'Protect Our Past' Strikes Silver and Gold

Capturing historically iconic Cape Cod houses and their stories of a distant and not-so-distant past, the Shoreline Media-produced documentary “If Our Walls Could Talk: Discovery!” just received well-earned critical acclaim in the form of not one, but two Telly Awards.
The Telly Awards is a highly respected institution, recognizing and honoring excellence in television and video for screens big and small. The latest film by Protect Our Past (POP) took home Gold for “General-Not-for-profit for Non-Broadcast” and Silver for “General-Fundraising and Appeals for Non-Broadcast.”
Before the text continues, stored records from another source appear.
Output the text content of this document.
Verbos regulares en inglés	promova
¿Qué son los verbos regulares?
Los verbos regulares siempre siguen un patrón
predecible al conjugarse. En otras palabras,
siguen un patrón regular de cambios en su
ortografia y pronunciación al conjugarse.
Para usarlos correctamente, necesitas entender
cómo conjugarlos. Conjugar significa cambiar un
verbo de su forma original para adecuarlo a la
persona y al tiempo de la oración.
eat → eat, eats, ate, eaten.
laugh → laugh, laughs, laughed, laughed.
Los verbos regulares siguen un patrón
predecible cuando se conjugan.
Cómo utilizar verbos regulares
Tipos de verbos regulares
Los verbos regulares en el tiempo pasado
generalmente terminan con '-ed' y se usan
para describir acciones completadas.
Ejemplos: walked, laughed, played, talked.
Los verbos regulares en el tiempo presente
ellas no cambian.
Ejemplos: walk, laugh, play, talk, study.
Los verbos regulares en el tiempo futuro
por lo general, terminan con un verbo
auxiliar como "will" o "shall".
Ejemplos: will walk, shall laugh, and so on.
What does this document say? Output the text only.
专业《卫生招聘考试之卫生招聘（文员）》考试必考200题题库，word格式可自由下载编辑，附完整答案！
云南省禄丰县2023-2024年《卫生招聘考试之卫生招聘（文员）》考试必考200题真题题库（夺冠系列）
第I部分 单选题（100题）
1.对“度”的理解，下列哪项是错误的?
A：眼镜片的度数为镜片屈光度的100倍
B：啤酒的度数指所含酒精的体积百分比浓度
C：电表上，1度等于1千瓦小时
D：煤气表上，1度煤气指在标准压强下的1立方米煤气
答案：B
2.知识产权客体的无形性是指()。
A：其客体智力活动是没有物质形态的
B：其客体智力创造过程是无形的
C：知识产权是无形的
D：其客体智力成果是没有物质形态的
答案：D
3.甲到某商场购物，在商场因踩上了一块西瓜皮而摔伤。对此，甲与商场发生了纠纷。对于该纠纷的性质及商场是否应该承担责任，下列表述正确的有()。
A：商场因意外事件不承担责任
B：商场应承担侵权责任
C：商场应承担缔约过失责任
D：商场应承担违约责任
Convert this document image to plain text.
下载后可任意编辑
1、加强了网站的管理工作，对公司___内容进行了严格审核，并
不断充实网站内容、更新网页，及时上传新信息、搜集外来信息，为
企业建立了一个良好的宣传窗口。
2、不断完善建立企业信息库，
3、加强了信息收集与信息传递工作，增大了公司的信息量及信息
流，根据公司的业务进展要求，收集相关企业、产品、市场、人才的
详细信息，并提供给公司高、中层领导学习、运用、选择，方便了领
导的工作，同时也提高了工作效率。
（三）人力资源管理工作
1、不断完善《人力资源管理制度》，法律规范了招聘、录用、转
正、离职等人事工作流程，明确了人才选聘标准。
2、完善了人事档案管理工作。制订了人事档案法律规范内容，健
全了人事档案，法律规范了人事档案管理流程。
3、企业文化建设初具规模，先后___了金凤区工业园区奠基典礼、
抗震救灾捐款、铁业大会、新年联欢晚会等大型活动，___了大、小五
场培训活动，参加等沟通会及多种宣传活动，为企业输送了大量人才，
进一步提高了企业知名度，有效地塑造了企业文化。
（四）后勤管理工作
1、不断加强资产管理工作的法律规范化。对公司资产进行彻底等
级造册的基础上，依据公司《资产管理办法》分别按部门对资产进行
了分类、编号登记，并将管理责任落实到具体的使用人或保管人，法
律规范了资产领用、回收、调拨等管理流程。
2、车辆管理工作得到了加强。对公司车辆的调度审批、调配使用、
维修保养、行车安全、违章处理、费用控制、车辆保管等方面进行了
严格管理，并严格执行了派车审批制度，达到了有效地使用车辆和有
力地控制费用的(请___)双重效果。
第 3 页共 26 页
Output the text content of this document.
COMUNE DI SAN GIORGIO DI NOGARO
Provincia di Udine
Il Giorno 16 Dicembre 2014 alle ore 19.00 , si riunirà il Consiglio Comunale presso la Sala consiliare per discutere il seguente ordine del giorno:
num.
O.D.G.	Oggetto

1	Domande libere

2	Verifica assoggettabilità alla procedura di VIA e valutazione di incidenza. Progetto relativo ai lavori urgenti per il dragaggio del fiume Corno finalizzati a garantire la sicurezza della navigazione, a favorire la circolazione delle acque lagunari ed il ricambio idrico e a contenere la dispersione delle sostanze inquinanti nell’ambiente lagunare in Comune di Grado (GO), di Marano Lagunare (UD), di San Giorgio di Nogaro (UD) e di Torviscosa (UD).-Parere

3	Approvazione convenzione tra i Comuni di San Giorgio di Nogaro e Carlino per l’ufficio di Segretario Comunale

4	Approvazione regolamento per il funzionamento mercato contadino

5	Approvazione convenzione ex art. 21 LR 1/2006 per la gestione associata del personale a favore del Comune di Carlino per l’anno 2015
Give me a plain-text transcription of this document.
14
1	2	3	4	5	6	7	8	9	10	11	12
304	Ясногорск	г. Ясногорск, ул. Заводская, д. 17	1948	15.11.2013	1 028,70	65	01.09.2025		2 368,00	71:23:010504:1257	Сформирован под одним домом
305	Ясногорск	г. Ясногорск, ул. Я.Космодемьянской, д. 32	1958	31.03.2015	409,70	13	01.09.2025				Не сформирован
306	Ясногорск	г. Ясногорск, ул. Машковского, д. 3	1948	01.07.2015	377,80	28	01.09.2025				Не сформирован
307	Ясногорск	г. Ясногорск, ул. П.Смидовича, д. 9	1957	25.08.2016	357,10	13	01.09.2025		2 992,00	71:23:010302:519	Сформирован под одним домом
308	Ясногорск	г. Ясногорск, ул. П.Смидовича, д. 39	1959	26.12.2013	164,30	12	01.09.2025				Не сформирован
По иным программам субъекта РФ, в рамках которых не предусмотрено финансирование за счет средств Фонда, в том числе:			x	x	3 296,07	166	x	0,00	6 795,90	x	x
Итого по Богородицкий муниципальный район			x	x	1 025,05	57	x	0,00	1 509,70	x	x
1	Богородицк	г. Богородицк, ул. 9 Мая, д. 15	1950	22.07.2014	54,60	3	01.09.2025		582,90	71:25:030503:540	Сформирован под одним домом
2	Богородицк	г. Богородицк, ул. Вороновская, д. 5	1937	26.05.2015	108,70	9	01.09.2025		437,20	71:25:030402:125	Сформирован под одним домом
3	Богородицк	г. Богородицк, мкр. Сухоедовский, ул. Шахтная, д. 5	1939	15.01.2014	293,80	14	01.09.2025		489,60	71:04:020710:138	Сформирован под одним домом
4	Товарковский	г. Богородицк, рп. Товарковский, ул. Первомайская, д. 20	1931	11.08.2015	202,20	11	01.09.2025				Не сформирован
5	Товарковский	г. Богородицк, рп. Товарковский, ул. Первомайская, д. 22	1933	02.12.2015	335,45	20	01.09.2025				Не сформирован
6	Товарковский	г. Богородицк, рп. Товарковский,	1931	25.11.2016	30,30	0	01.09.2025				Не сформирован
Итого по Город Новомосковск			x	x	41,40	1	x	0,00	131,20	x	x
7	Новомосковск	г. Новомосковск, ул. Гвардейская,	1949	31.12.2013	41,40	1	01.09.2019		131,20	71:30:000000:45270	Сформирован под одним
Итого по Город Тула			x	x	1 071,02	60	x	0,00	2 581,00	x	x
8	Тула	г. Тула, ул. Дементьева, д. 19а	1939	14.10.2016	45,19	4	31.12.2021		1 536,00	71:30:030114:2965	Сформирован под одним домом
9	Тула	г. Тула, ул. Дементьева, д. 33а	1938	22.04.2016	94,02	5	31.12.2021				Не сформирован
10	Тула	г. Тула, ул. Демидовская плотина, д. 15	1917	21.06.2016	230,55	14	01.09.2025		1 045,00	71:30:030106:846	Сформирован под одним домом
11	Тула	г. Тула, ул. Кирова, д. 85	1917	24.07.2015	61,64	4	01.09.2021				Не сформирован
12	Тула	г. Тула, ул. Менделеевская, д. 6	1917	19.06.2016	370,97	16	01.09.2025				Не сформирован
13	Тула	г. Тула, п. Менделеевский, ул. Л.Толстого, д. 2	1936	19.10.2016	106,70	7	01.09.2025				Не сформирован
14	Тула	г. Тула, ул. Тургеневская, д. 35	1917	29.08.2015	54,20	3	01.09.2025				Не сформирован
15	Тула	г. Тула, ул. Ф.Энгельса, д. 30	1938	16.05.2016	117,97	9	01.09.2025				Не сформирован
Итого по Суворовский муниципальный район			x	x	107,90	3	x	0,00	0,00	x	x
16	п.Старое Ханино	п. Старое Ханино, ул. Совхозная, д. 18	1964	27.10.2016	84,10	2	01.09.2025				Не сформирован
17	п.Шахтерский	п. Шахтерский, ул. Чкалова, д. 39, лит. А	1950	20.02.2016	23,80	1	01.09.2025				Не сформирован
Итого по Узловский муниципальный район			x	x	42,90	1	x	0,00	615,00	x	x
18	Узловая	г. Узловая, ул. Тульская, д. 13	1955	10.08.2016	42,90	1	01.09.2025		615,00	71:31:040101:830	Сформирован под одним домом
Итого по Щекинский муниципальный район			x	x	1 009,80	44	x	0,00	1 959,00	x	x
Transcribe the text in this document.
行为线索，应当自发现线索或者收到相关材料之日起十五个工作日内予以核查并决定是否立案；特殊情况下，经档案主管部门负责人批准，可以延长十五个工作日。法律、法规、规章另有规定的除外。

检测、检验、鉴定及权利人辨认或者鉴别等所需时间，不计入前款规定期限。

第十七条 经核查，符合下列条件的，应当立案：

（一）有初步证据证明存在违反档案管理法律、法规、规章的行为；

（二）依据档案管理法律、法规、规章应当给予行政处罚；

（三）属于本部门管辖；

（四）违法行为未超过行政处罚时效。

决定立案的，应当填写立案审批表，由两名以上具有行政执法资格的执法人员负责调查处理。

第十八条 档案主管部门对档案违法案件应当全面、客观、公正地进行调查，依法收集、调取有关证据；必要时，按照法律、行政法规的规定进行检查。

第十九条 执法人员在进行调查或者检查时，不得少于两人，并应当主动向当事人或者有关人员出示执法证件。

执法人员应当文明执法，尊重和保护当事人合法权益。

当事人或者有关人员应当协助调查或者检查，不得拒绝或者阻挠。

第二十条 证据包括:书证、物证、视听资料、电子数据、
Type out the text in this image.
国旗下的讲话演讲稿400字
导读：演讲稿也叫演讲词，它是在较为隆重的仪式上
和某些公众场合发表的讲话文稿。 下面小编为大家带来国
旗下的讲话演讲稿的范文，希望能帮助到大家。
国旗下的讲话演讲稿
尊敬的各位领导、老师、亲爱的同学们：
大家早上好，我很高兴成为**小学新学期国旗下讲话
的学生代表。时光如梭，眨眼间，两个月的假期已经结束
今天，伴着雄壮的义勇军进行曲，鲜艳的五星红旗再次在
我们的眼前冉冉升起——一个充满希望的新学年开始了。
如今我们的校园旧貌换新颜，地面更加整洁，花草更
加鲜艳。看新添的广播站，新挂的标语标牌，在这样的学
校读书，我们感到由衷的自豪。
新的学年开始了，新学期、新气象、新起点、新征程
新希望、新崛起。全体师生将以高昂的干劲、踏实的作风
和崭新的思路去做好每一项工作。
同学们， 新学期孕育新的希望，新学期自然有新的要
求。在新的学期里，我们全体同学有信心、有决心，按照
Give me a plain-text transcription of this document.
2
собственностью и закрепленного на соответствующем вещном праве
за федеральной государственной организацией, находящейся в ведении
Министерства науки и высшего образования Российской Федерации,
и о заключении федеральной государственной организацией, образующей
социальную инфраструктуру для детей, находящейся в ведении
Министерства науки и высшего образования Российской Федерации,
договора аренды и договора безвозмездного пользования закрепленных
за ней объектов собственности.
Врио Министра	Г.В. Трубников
“If Our Walls Could Talk: Discovery!” explores four historic houses across Sandwich, West Harwich and Wellfleet, their unique tales told by the newest generation of homeowners, or “shepherds,” as the film’s executive producer Ellen Briggs fondly refers to them. In the film, interviewees Tom and Madelynn Keyes, Jay Bombara, Allison Reilly-Bombara, Duncan Berry and Laurie Goldman regale the viewer with fascinating and largely unheard Cape Cod stories, ranging from the assassination of President Abraham Lincoln to the origins of the Chiquita banana company.
POP founder Briggs’ own Chatham story dates back to the 1920s. The Shore Road windmill her great-uncle built out of old shipwrecks, and in which she spent summers as a child, was set to be demolished.
“I call it the Queen of Hearts syndrome. Off with their heads! Just like that, they want to get rid of it,” says Briggs. Fortunately, with the help of her husband and some very supportive community members, the windmill was able to be saved and transported to her backyard, where it stands as a proud reminder of that win for historical preservation. But the windmill is just one instance of success in POP’s ongoing and widespread effort to rescue history from destruction. There’s plenty more work to be done, houses and structures to save.
And though “If Our Walls Could Talk: Discovery!” has since been widely released online and made fully available to the public, the story isn’t over. Co-producer and writer Barbara Sillery, along with director of photography and editor Tom Chartrand, who helmed the production and brought it to fruition, yielded a plethora of additional footage, giving way to a second wind for the project.
“We have a bounty of footage from ‘If Our Walls Could Talk,’ so much that we’re in the midst of editing a part two (‘Hidden Echoes’), which will premiere on Oct. 4 at Barnstable High School,” says creative producer David H. Allen, a longstanding veteran of the industry who’s worked on films such as “Dirty Dancing” and “In A League of Their Own.”
A place of education will serve as a particularly fitting venue to showcase part two, given Protect Our Past’s enduring mission to inform, inspire and promote historical preservation, not only for older generations, but for today’s youth, who will become tomorrow’s homeowners. In that spirit, as voiced in the film, viewers are urged to “Listen closely, as our walls do talk.”